In particular, there is a single image for the two eyes (per side), so it is likely just like a head-up display (2D image in the air), repeated 4 times. The shadows and movement can probably trick some people, though.
By the way, by sampling the video you linked, except for a few exceptions (one with 1/4 out of sync + one that has two opposite sides upside-down + one with real 4 viewpoints), the 4 images are identical; which makes sense since there is no real depth encoded. The one with 4 real viewpoints can add an interesting effect, but since the model turns it may be less obvious.
However, I guess that if you want to do such a project, you found it nice. Actually, I think that the four viewpoints idea is a good addition, even if in my opinion it will never have the same awesome feeling as stereoscopic images where true depth can be perceived (assuming that you are not in the small part of the population that cannot use the strong binocular depth cues).

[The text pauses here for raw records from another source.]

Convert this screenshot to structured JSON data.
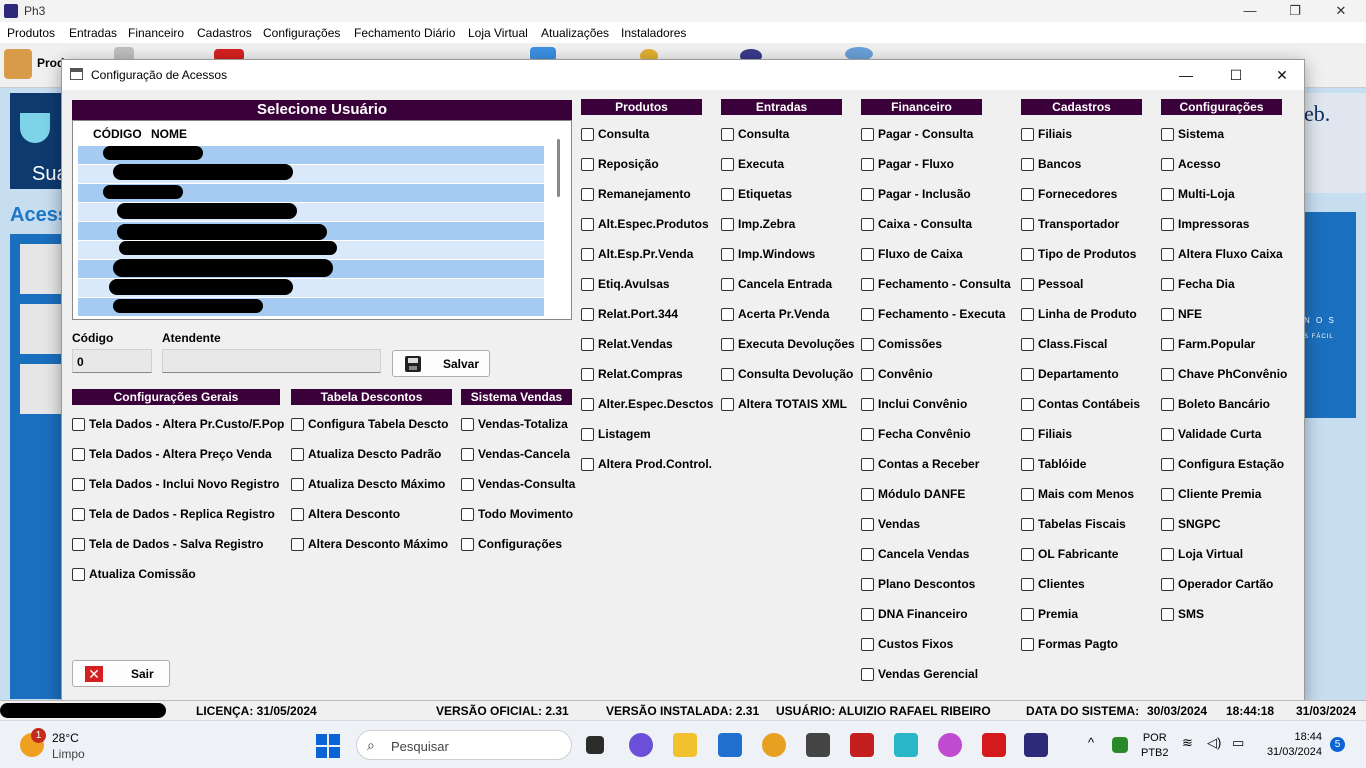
{
  "app": {
    "title": "Ph3",
    "menu": [
      "Produtos",
      "Entradas",
      "Financeiro",
      "Cadastros",
      "Configurações",
      "Fechamento Diário",
      "Loja Virtual",
      "Atualizações",
      "Instaladores"
    ],
    "toolbar_first_label": "Prod",
    "background_text": {
      "brand_left": "Sua",
      "heading": "Acesso",
      "brand_right": "eb.",
      "tag": "N O S",
      "tag2": "S FÁCIL"
    }
  },
  "dialog": {
    "title": "Configuração de Acessos",
    "select_user_title": "Selecione Usuário",
    "list_headers": {
      "code": "CÓDIGO",
      "name": "NOME"
    },
    "fields": {
      "code_label": "Código",
      "code_value": "0",
      "attendant_label": "Atendente",
      "attendant_value": ""
    },
    "save_label": "Salvar",
    "exit_label": "Sair",
    "groups": {
      "config_gerais": {
        "title": "Configurações Gerais",
        "items": [
          "Tela Dados - Altera Pr.Custo/F.Pop",
          "Tela Dados - Altera Preço Venda",
          "Tela Dados - Inclui Novo Registro",
          "Tela de Dados - Replica Registro",
          "Tela de Dados - Salva Registro",
          "Atualiza Comissão"
        ]
      },
      "tabela_descontos": {
        "title": "Tabela Descontos",
        "items": [
          "Configura Tabela Descto",
          "Atualiza Descto Padrão",
          "Atualiza Descto Máximo",
          "Altera Desconto",
          "Altera Desconto Máximo"
        ]
      },
      "sistema_vendas": {
        "title": "Sistema Vendas",
        "items": [
          "Vendas-Totaliza",
          "Vendas-Cancela",
          "Vendas-Consulta",
          "Todo Movimento",
          "Configurações"
        ]
      },
      "produtos": {
        "title": "Produtos",
        "items": [
          "Consulta",
          "Reposição",
          "Remanejamento",
          "Alt.Espec.Produtos",
          "Alt.Esp.Pr.Venda",
          "Etiq.Avulsas",
          "Relat.Port.344",
          "Relat.Vendas",
          "Relat.Compras",
          "Alter.Espec.Desctos",
          "Listagem",
          "Altera Prod.Control."
        ]
      },
      "entradas": {
        "title": "Entradas",
        "items": [
          "Consulta",
          "Executa",
          "Etiquetas",
          "Imp.Zebra",
          "Imp.Windows",
          "Cancela Entrada",
          "Acerta Pr.Venda",
          "Executa Devoluções",
          "Consulta Devolução",
          "Altera TOTAIS XML"
        ]
      },
      "financeiro": {
        "title": "Financeiro",
        "items": [
          "Pagar - Consulta",
          "Pagar - Fluxo",
          "Pagar - Inclusão",
          "Caixa - Consulta",
          "Fluxo de Caixa",
          "Fechamento - Consulta",
          "Fechamento - Executa",
          "Comissões",
          "Convênio",
          "Inclui Convênio",
          "Fecha Convênio",
          "Contas a Receber",
          "Módulo DANFE",
          "Vendas",
          "Cancela Vendas",
          "Plano Descontos",
          "DNA Financeiro",
          "Custos Fixos",
          "Vendas Gerencial"
        ]
      },
      "cadastros": {
        "title": "Cadastros",
        "items": [
          "Filiais",
          "Bancos",
          "Fornecedores",
          "Transportador",
          "Tipo de Produtos",
          "Pessoal",
          "Linha de Produto",
          "Class.Fiscal",
          "Departamento",
          "Contas Contábeis",
          "Filiais",
          "Tablóide",
          "Mais com Menos",
          "Tabelas Fiscais",
          "OL Fabricante",
          "Clientes",
          "Premia",
          "Formas Pagto"
        ]
      },
      "configuracoes": {
        "title": "Configurações",
        "items": [
          "Sistema",
          "Acesso",
          "Multi-Loja",
          "Impressoras",
          "Altera Fluxo Caixa",
          "Fecha Dia",
          "NFE",
          "Farm.Popular",
          "Chave PhConvênio",
          "Boleto Bancário",
          "Validade Curta",
          "Configura Estação",
          "Cliente Premia",
          "SNGPC",
          "Loja Virtual",
          "Operador Cartão",
          "SMS"
        ]
      }
    }
  },
  "status": {
    "license": "LICENÇA: 31/05/2024",
    "official_version": "VERSÃO OFICIAL: 2.31",
    "installed_version": "VERSÃO INSTALADA: 2.31",
    "user": "USUÁRIO: ALUIZIO RAFAEL RIBEIRO",
    "system_date_label": "DATA DO SISTEMA:",
    "system_date": "30/03/2024",
    "time": "18:44:18",
    "date": "31/03/2024"
  },
  "taskbar": {
    "weather_badge": "1",
    "temperature": "28°C",
    "condition": "Limpo",
    "search_placeholder": "Pesquisar",
    "lang_1": "POR",
    "lang_2": "PTB2",
    "clock_time": "18:44",
    "clock_date": "31/03/2024",
    "notifications": "5"
  },
  "colors": {
    "header_bg": "#3a003a",
    "row_odd": "#a6cbf2",
    "row_even": "#dae9fa",
    "accent": "#1b6fbf"
  }
}
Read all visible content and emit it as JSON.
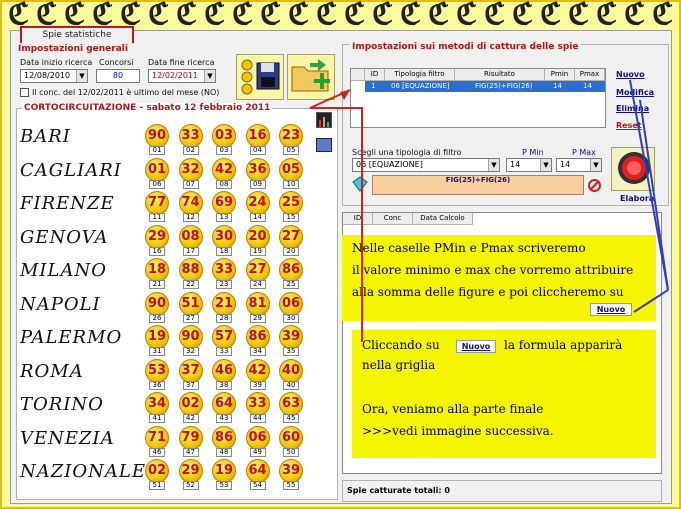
{
  "tab_label": "Spie statistiche",
  "general": {
    "title": "Impostazioni generali",
    "start_label": "Data inizio ricerca",
    "start_value": "12/08/2010",
    "draws_label": "Concorsi",
    "draws_value": "80",
    "end_label": "Data fine ricerca",
    "end_value": "12/02/2011",
    "checkbox_label": "Il conc. del 12/02/2011 è ultimo del mese (NO)"
  },
  "lottery": {
    "title": "CORTOCIRCUITAZIONE - sabato 12 febbraio 2011",
    "rows": [
      {
        "city": "BARI",
        "balls": [
          "90",
          "33",
          "03",
          "16",
          "23"
        ],
        "idx": [
          "01",
          "02",
          "03",
          "04",
          "05"
        ]
      },
      {
        "city": "CAGLIARI",
        "balls": [
          "01",
          "32",
          "42",
          "36",
          "05"
        ],
        "idx": [
          "06",
          "07",
          "08",
          "09",
          "10"
        ]
      },
      {
        "city": "FIRENZE",
        "balls": [
          "77",
          "74",
          "69",
          "24",
          "25"
        ],
        "idx": [
          "11",
          "12",
          "13",
          "14",
          "15"
        ]
      },
      {
        "city": "GENOVA",
        "balls": [
          "29",
          "08",
          "30",
          "20",
          "27"
        ],
        "idx": [
          "16",
          "17",
          "18",
          "19",
          "20"
        ]
      },
      {
        "city": "MILANO",
        "balls": [
          "18",
          "88",
          "33",
          "27",
          "86"
        ],
        "idx": [
          "21",
          "22",
          "23",
          "24",
          "25"
        ]
      },
      {
        "city": "NAPOLI",
        "balls": [
          "90",
          "51",
          "21",
          "81",
          "06"
        ],
        "idx": [
          "26",
          "27",
          "28",
          "29",
          "30"
        ]
      },
      {
        "city": "PALERMO",
        "balls": [
          "19",
          "90",
          "57",
          "86",
          "39"
        ],
        "idx": [
          "31",
          "32",
          "33",
          "34",
          "35"
        ]
      },
      {
        "city": "ROMA",
        "balls": [
          "53",
          "37",
          "46",
          "42",
          "40"
        ],
        "idx": [
          "36",
          "37",
          "38",
          "39",
          "40"
        ]
      },
      {
        "city": "TORINO",
        "balls": [
          "34",
          "02",
          "64",
          "33",
          "63"
        ],
        "idx": [
          "41",
          "42",
          "43",
          "44",
          "45"
        ]
      },
      {
        "city": "VENEZIA",
        "balls": [
          "71",
          "79",
          "86",
          "06",
          "60"
        ],
        "idx": [
          "46",
          "47",
          "48",
          "49",
          "50"
        ]
      },
      {
        "city": "NAZIONALE",
        "balls": [
          "02",
          "29",
          "19",
          "64",
          "39"
        ],
        "idx": [
          "51",
          "52",
          "53",
          "54",
          "55"
        ]
      }
    ]
  },
  "methods": {
    "title": "Impostazioni sui metodi di cattura delle spie",
    "headers": [
      "ID",
      "Tipologia filtro",
      "Risultato",
      "Pmin",
      "Pmax"
    ],
    "row": {
      "id": "1",
      "type": "06 [EQUAZIONE]",
      "result": "FIG(25)+FIG(26)",
      "pmin": "14",
      "pmax": "14"
    },
    "links": {
      "new": "Nuovo",
      "edit": "Modifica",
      "delete": "Elimina",
      "reset": "Reset"
    },
    "filter_label": "Scegli una tipologia di filtro",
    "filter_value": "06 [EQUAZIONE]",
    "pmin_label": "P Min",
    "pmin_value": "14",
    "pmax_label": "P Max",
    "pmax_value": "14",
    "formula": "FIG(25)+FIG(26)",
    "elabora": "Elabora"
  },
  "results": {
    "headers": [
      "ID",
      "Conc",
      "Data Calcolo"
    ],
    "status": "Spie catturate totali: 0"
  },
  "notes": {
    "n1_l1": "Nelle caselle PMin e Pmax scriveremo",
    "n1_l2": "il valore minimo e max che vorremo attribuire",
    "n1_l3": "alla somma delle figure e poi cliccheremo su",
    "n1_btn": "Nuovo",
    "n2_a": "Cliccando su",
    "n2_btn": "Nuovo",
    "n2_b": "la formula apparirà",
    "n2_l2": "nella griglia",
    "n2_l3": "Ora, veniamo alla parte finale",
    "n2_l4": ">>>vedi immagine successiva."
  },
  "colors": {
    "accent_red": "#b01818",
    "note_yellow": "#f5f500",
    "ball_text": "#c01010",
    "selection_blue": "#2d6fd0"
  }
}
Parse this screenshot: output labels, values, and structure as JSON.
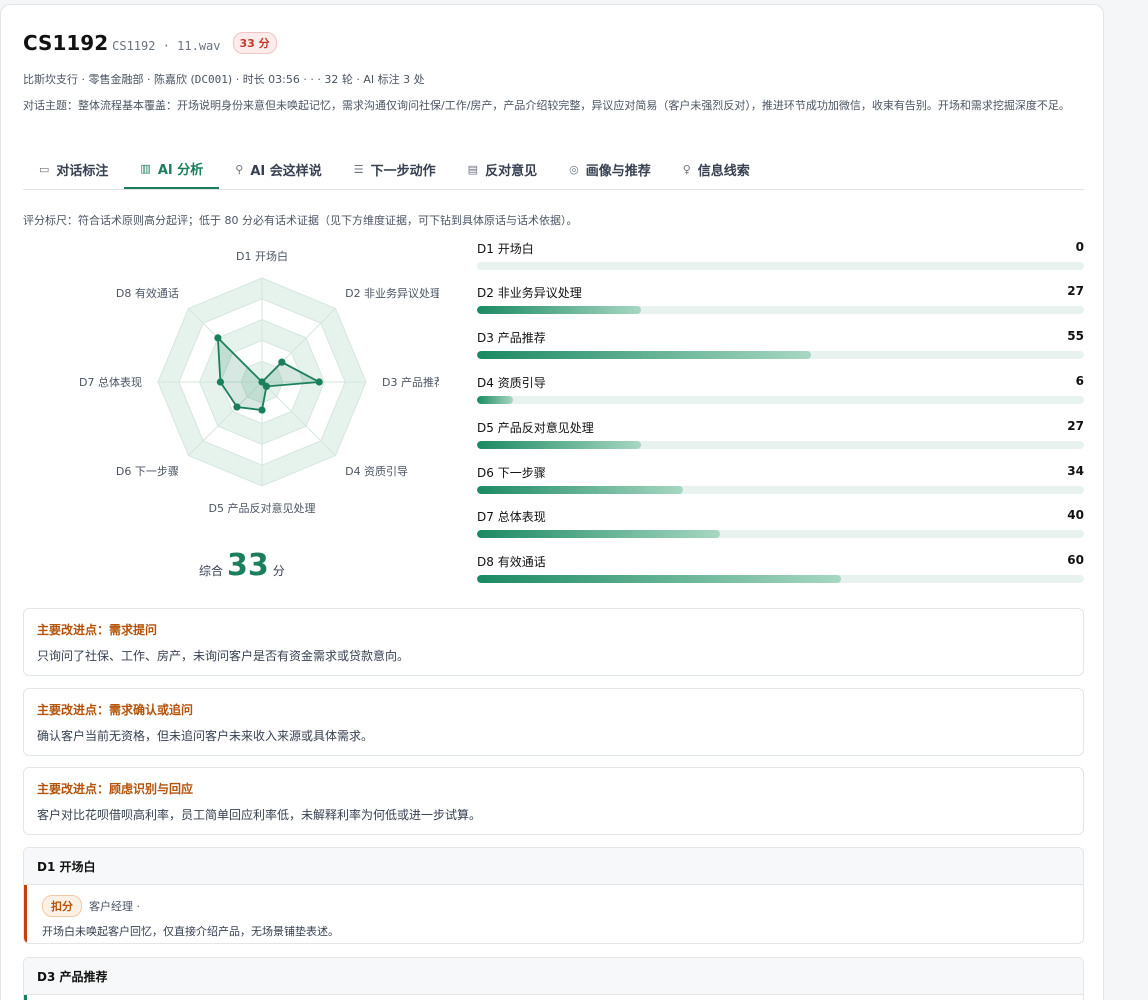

For your project, I would stream the videos from the StereoPi boards to a computer and do all the processing on this powerful machine, including the rotations (or possibly rotate the cameras physically depending of the expected aspect ratio). The videos will be in sync two by two. To synchronize the two pairs, it will be harder. However, a sub-frame synchronization is probably not necessary in your case. You might try to start the videos in response to a change on a GPIO, which might help to have a better starting point (far less variable than network datagrams); but there are several places where a drift can be added nonetheless. For the combination, you seem to have found one way; I personally would have started by exploring with
https://obsproject.com/ although I do not know if it can receive live feeds (probably).
Let us know if you manage to get something interesting.